CVE-2025-34332 is an elevation of privilege vulnerability in AudioCodes Limited's Fax Server and Auto-Attendant IVR appliances, specifically versions up to and including 2.6.23. The appliances include a web administration interface that manages backend Windows services via helper batch scripts located in the directory C:\F2MAdmin\F2E\AudioCodes_files\utils\Services. These scripts are executed by PHP's system() function running under the NT AUTHORITY\SYSTEM account when service control actions are triggered through ajaxPost.php. However, the batch files have overly permissive Access Control Lists (ACLs), allowing any authenticated local user to write and replace the script contents with arbitrary commands. Consequently, when a service start or stop operation occurs, the modified batch script executes with SYSTEM privileges, enabling an attacker with local authenticated access to escalate privileges to the highest system level. The vulnerability does not require user interaction or elevated privileges initially but does require local authentication. The CVSS 4.0 vector (AV:L/AC:L/AT:N/PR:L/UI:N/VC:H/VI:H/VA:H/SC:N/SI:N/SA:N) reflects a local attack vector with low complexity, no authentication bypass, and high impact on confidentiality, integrity, and availability. Although no exploits are currently known in the wild, the vulnerability poses a significant risk to affected systems, especially in environments where local user accounts are accessible or where attackers can gain initial footholds.

For European organizations, this vulnerability presents a critical risk to telephony and fax infrastructure that relies on AudioCodes Fax Server and IVR appliances. Successful exploitation allows attackers with local authenticated access to gain SYSTEM-level privileges, potentially leading to full system compromise. This can result in unauthorized access to sensitive communications, disruption of voice and fax services, and lateral movement within corporate networks. Given the role of these appliances in business-critical communication, exploitation could impact confidentiality, integrity, and availability of services, affecting operational continuity and compliance with data protection regulations such as GDPR. The risk is heightened in environments with multiple users having local access or where attackers can leverage other vulnerabilities or social engineering to gain local credentials. The lack of user interaction requirement facilitates automated or stealthy privilege escalation once local access is obtained.

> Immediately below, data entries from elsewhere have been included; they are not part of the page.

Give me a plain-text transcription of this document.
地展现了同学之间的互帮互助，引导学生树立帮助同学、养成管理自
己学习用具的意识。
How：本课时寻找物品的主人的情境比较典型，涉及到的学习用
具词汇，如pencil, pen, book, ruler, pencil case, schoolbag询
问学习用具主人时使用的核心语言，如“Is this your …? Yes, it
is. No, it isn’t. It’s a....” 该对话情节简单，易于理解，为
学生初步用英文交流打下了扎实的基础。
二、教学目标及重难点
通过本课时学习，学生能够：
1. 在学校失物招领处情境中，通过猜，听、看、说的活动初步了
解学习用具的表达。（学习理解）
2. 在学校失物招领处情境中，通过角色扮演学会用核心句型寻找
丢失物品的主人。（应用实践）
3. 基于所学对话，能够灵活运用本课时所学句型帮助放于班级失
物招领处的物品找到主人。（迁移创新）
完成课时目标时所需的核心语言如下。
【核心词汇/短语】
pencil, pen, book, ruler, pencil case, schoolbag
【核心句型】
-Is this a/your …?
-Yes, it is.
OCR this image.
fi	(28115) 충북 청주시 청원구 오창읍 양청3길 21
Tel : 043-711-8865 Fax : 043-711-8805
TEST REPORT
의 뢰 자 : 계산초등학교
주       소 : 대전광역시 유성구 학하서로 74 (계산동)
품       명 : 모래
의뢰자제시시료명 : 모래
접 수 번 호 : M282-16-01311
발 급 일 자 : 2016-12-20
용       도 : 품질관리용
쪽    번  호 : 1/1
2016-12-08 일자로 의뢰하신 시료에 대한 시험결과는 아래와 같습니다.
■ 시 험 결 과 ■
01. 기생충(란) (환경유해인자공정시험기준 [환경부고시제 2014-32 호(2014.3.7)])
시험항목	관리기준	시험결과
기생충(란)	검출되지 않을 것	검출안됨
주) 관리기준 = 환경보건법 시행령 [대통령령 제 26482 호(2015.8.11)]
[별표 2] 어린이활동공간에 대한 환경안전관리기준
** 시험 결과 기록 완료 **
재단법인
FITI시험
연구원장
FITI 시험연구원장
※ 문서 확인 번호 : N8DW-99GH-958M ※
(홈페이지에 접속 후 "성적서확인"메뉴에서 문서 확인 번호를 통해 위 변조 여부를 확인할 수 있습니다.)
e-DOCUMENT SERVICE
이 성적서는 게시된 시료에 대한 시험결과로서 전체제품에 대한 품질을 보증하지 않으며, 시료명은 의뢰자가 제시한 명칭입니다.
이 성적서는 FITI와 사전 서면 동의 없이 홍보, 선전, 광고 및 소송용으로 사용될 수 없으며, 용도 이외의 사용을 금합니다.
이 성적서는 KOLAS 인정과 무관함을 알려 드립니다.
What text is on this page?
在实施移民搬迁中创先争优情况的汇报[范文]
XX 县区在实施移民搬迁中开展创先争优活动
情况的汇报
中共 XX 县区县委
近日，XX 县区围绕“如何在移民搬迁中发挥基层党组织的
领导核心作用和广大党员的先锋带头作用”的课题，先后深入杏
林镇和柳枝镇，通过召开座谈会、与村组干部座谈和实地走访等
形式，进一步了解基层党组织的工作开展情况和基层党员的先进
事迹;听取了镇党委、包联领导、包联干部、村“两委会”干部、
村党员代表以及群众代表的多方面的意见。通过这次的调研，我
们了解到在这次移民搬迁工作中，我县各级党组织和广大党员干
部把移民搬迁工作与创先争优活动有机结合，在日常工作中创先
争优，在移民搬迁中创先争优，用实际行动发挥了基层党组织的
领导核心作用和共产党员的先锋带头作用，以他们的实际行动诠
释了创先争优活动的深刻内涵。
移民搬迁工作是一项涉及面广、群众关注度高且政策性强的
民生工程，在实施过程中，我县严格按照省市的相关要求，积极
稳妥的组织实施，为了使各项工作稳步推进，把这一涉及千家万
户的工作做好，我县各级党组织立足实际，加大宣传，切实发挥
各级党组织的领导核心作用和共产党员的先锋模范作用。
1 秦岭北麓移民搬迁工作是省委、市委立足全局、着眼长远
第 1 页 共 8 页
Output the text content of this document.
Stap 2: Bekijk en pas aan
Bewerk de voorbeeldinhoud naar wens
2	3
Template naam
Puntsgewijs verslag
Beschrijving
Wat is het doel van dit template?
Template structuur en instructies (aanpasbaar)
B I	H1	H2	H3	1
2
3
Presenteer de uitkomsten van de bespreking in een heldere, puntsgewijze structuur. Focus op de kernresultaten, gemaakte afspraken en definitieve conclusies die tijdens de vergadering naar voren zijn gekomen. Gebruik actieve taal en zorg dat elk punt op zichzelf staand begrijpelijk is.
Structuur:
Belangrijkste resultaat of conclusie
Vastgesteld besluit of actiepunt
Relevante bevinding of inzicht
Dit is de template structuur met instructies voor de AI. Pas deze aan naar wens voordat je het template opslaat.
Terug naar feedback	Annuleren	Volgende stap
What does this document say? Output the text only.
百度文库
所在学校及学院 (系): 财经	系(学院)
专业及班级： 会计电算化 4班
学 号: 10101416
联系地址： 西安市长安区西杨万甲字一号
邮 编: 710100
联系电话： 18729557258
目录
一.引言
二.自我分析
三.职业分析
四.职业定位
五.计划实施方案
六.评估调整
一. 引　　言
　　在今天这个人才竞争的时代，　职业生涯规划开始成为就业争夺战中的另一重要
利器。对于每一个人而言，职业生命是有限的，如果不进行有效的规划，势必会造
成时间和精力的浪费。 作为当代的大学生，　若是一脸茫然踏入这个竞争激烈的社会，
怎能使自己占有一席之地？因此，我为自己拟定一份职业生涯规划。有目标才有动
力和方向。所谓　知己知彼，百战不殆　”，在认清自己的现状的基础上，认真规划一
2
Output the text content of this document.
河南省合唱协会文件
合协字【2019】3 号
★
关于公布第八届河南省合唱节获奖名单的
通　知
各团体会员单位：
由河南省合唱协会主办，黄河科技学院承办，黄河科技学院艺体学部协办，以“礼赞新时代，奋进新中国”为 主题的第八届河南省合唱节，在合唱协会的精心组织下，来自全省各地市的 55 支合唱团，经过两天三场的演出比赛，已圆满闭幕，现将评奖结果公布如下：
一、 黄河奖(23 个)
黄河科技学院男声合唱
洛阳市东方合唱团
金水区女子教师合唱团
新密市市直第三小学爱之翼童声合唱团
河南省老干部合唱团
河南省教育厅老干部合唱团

1. Immediately audit and restrict permissions on the directory C:\F2MAdmin\F2E\AudioCodes_files\utils\Services and all batch scripts within it to ensure only trusted system administrators have write access. 2. Implement strict local user account management and limit the number of users with local authenticated access to the appliance. 3. Monitor file integrity of the batch scripts using file integrity monitoring tools to detect unauthorized modifications. 4. Restrict access to the web administration interface to trusted networks and use strong authentication mechanisms. 5. Apply any vendor patches or updates addressing this vulnerability as soon as they become available. 6. Consider isolating the appliance in a segmented network zone to limit lateral movement if compromised. 7. Conduct regular security audits and penetration tests focusing on local privilege escalation vectors. 8. Educate administrators and users about the risks of local account misuse and enforce least privilege principles.